In direct answer to your question, I don't think anyone won the showdown. Well, neither political party. They both demonstrated they were willing to shut down major parts of the government in an ideological battle. The winners were the estimated 800,000 federal workers who would have been furloughed (clean out your office furloughed, not go home and wait by the phone furloughed) tomorrow. As well as we ordinary Americans who would have discovered the government is not as useless as some like to say. You don't know what you got till it's gone (Joni Mitchell).

To me it was disgusting that the sticking point was not the fiscal numbers, which were not really that far apart and eventually easily reconciled, but conservative bugaboos like abortion, the NEA, and the EPA. The brats in the House say they are all about fiscal responsibility but the conservative social agenda is right there neck and neck.
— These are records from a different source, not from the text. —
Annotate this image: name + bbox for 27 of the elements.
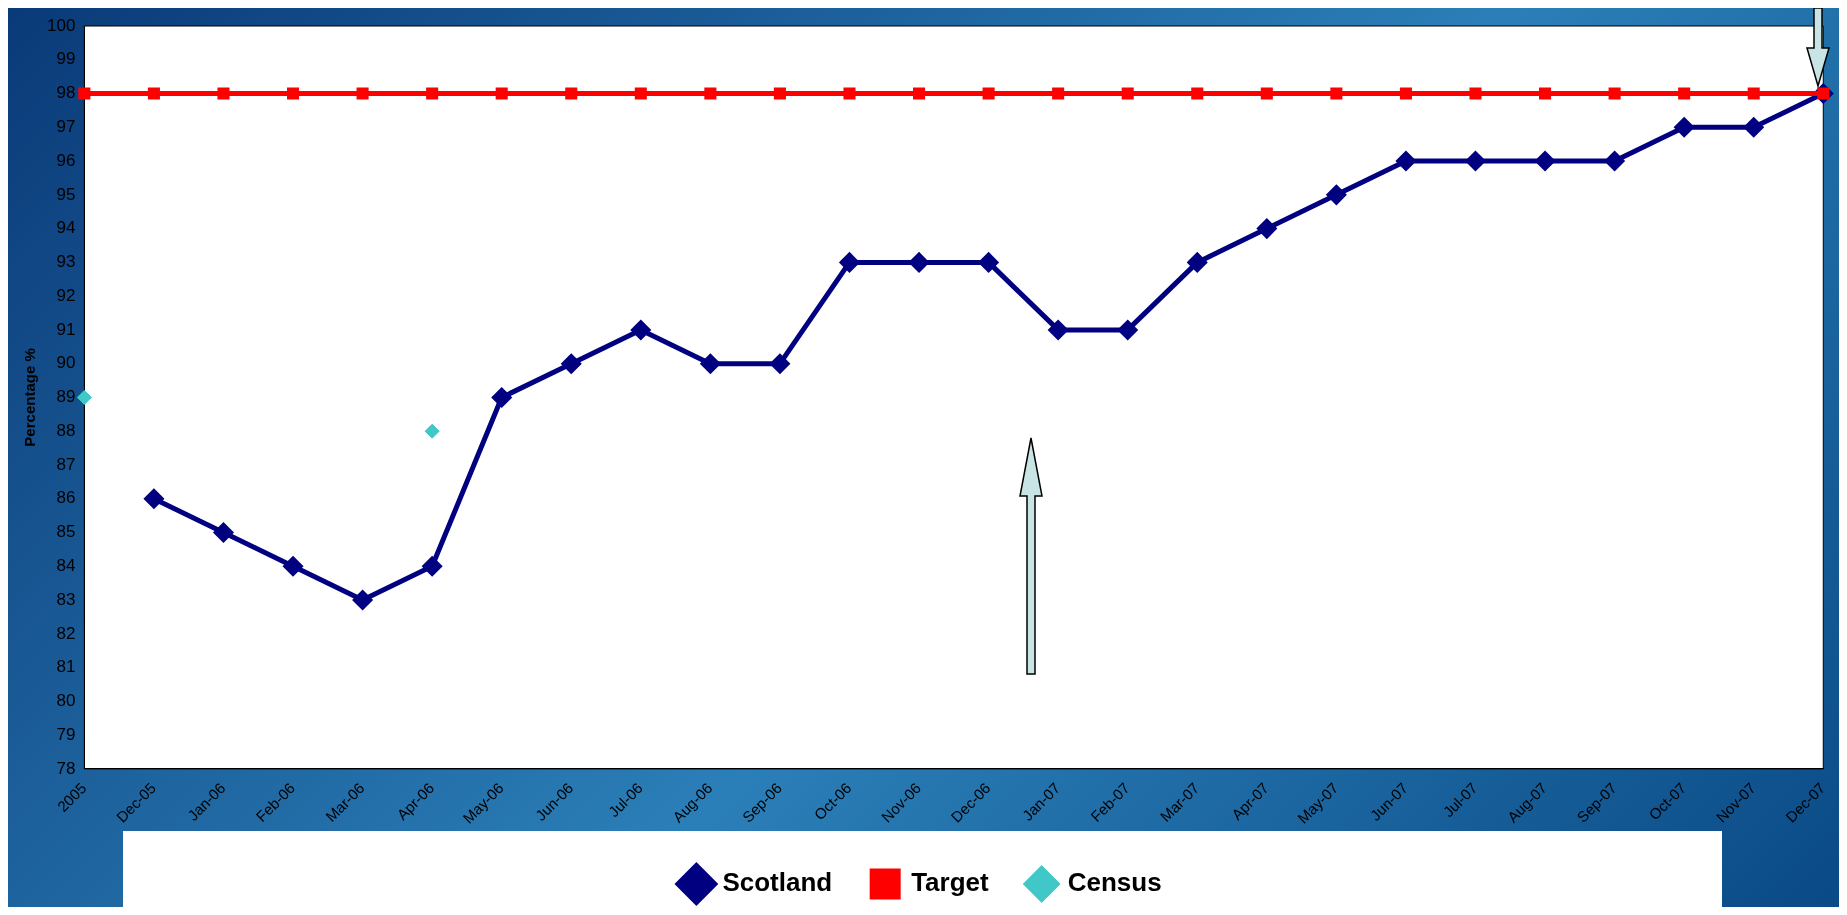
y-tick-label: 94: [56, 218, 76, 238]
y-tick-label: 80: [56, 691, 76, 711]
y-tick-label: 96: [56, 150, 76, 170]
y-tick-label: 82: [56, 623, 76, 643]
y-tick-label: 91: [56, 319, 76, 339]
legend-label: Scotland: [722, 867, 833, 898]
y-tick-label: 99: [56, 49, 76, 69]
y-tick-label: 86: [56, 488, 76, 508]
y-tick-label: 87: [56, 454, 76, 474]
legend-label: Target: [911, 867, 990, 898]
y-tick-label: 92: [56, 285, 76, 305]
y-tick-label: 78: [56, 758, 76, 778]
y-tick-label: 97: [56, 116, 76, 136]
y-tick-label: 100: [46, 15, 76, 35]
y-tick-label: 93: [56, 252, 76, 272]
y-tick-label: 81: [56, 657, 76, 677]
y-tick-label: 83: [56, 589, 76, 609]
y-tick-label: 89: [56, 387, 76, 407]
y-tick-label: 98: [56, 83, 76, 103]
y-tick-label: 95: [56, 184, 76, 204]
y-tick-label: 84: [56, 555, 76, 575]
y-tick-label: 90: [56, 353, 76, 373]
legend-label: Census: [1067, 867, 1162, 898]
y-axis-title: Percentage %: [21, 348, 39, 447]
y-tick-label: 88: [56, 420, 76, 440]
y-tick-label: 79: [56, 724, 76, 744]
y-tick-label: 85: [56, 522, 76, 542]
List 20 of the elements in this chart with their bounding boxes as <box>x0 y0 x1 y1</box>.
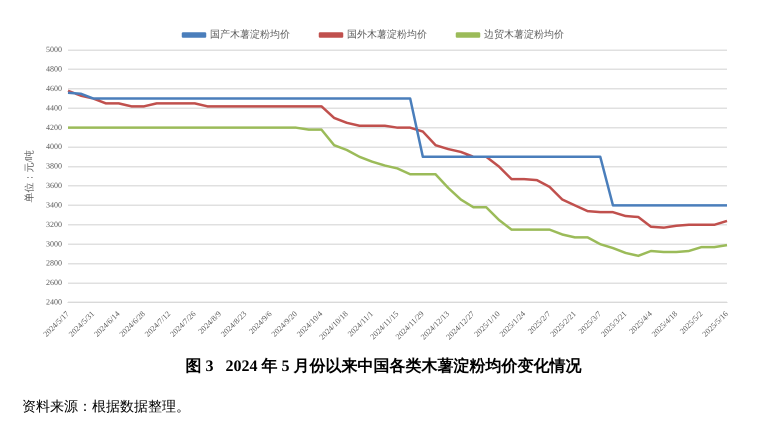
y-tick-label: 4800 <box>46 64 62 74</box>
y-tick-label: 4600 <box>46 84 62 93</box>
y-axis-title: 单位：元/吨 <box>24 150 36 203</box>
y-tick-label: 4200 <box>46 122 62 132</box>
y-tick-label: 5000 <box>46 45 62 54</box>
y-tick-label: 2600 <box>46 278 62 288</box>
y-tick-label: 2800 <box>46 258 62 268</box>
y-tick-label: 3200 <box>46 220 62 229</box>
legend-label: 国产木薯淀粉均价 <box>210 28 290 41</box>
text: 资料来源：根据数据整理。 <box>22 398 190 416</box>
text: 图 3 2024 年 5 月份以来中国各类木薯淀粉均价变化情况 <box>184 356 582 377</box>
y-tick-label: 4000 <box>46 142 62 152</box>
y-tick-label: 3600 <box>46 181 62 190</box>
y-tick-label: 3000 <box>46 239 62 248</box>
legend-label: 边贸木薯淀粉均价 <box>484 28 564 41</box>
y-tick-label: 2400 <box>46 298 62 307</box>
y-tick-label: 3800 <box>46 162 62 171</box>
y-tick-label: 3400 <box>46 200 62 210</box>
legend-label: 国外木薯淀粉均价 <box>347 28 427 41</box>
y-tick-label: 4400 <box>46 103 62 112</box>
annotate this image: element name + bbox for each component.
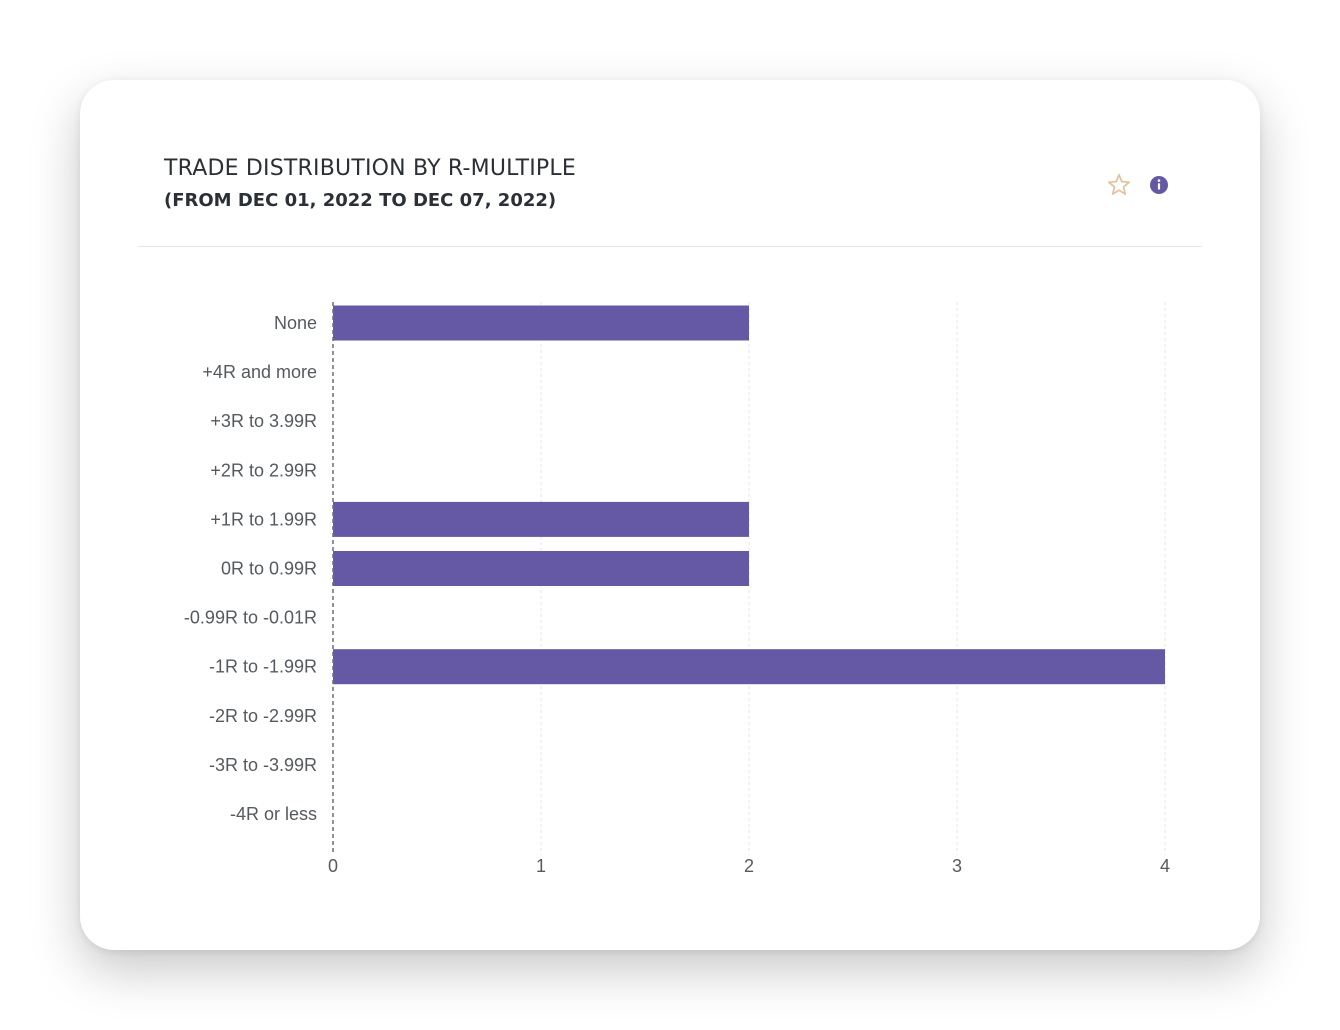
x-tick-label: 1 [536,856,546,876]
header-divider [138,246,1202,247]
x-tick-label: 0 [328,856,338,876]
bar[interactable] [333,305,749,341]
info-button[interactable] [1146,172,1172,198]
x-tick-label: 2 [744,856,754,876]
header-actions [1106,172,1172,198]
category-label: -3R to -3.99R [209,755,317,775]
x-tick-label: 4 [1160,856,1170,876]
card-header: TRADE DISTRIBUTION BY R-MULTIPLE (FROM D… [164,154,576,213]
category-label: -4R or less [230,804,317,824]
chart-card: TRADE DISTRIBUTION BY R-MULTIPLE (FROM D… [80,80,1260,950]
category-label: +3R to 3.99R [210,411,317,431]
category-label: -1R to -1.99R [209,657,317,677]
star-outline-icon [1107,173,1131,195]
category-label: -2R to -2.99R [209,706,317,726]
chart-title: TRADE DISTRIBUTION BY R-MULTIPLE [164,156,576,181]
chart-subtitle: (FROM DEC 01, 2022 TO DEC 07, 2022) [164,190,557,211]
bar[interactable] [333,649,1165,685]
info-icon [1150,176,1168,194]
bar-chart: None +4R and more +3R to 3.99R +2R to 2.99R… [184,302,1170,876]
bar[interactable] [333,551,749,586]
category-label: +4R and more [202,362,317,382]
category-label: +2R to 2.99R [210,460,317,480]
category-label: -0.99R to -0.01R [184,608,317,628]
favorite-button[interactable] [1106,172,1132,198]
category-label: +1R to 1.99R [210,509,317,529]
category-label: 0R to 0.99R [221,559,317,579]
bar[interactable] [333,501,749,537]
x-tick-label: 3 [952,856,962,876]
category-label: None [274,313,317,333]
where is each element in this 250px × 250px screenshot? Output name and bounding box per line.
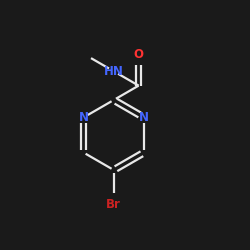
Text: O: O [134, 48, 144, 60]
Text: HN: HN [104, 65, 124, 78]
Text: Br: Br [106, 198, 121, 211]
Text: N: N [78, 111, 88, 124]
Text: N: N [139, 111, 149, 124]
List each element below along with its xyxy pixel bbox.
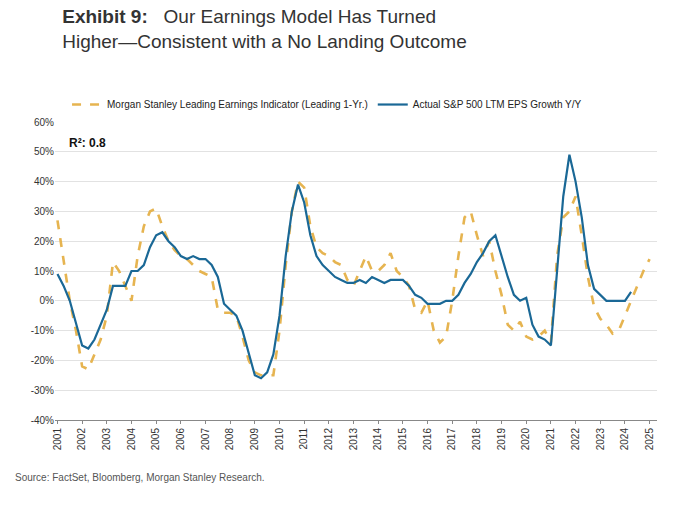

I thought President Obama made a good contribution as a mediator. I am not giving him all the credit but when he got into round the clock discussions with the principals from both parties the logjam seemed to break. Maybe it was just a coincidence.

This is not the end of it, of course. There are two diametrically opposed views of how we should proceed as a country. That hasn't gone away. The next skirmish will be over raising the debt ceiling, and then the battle royale over the next budget.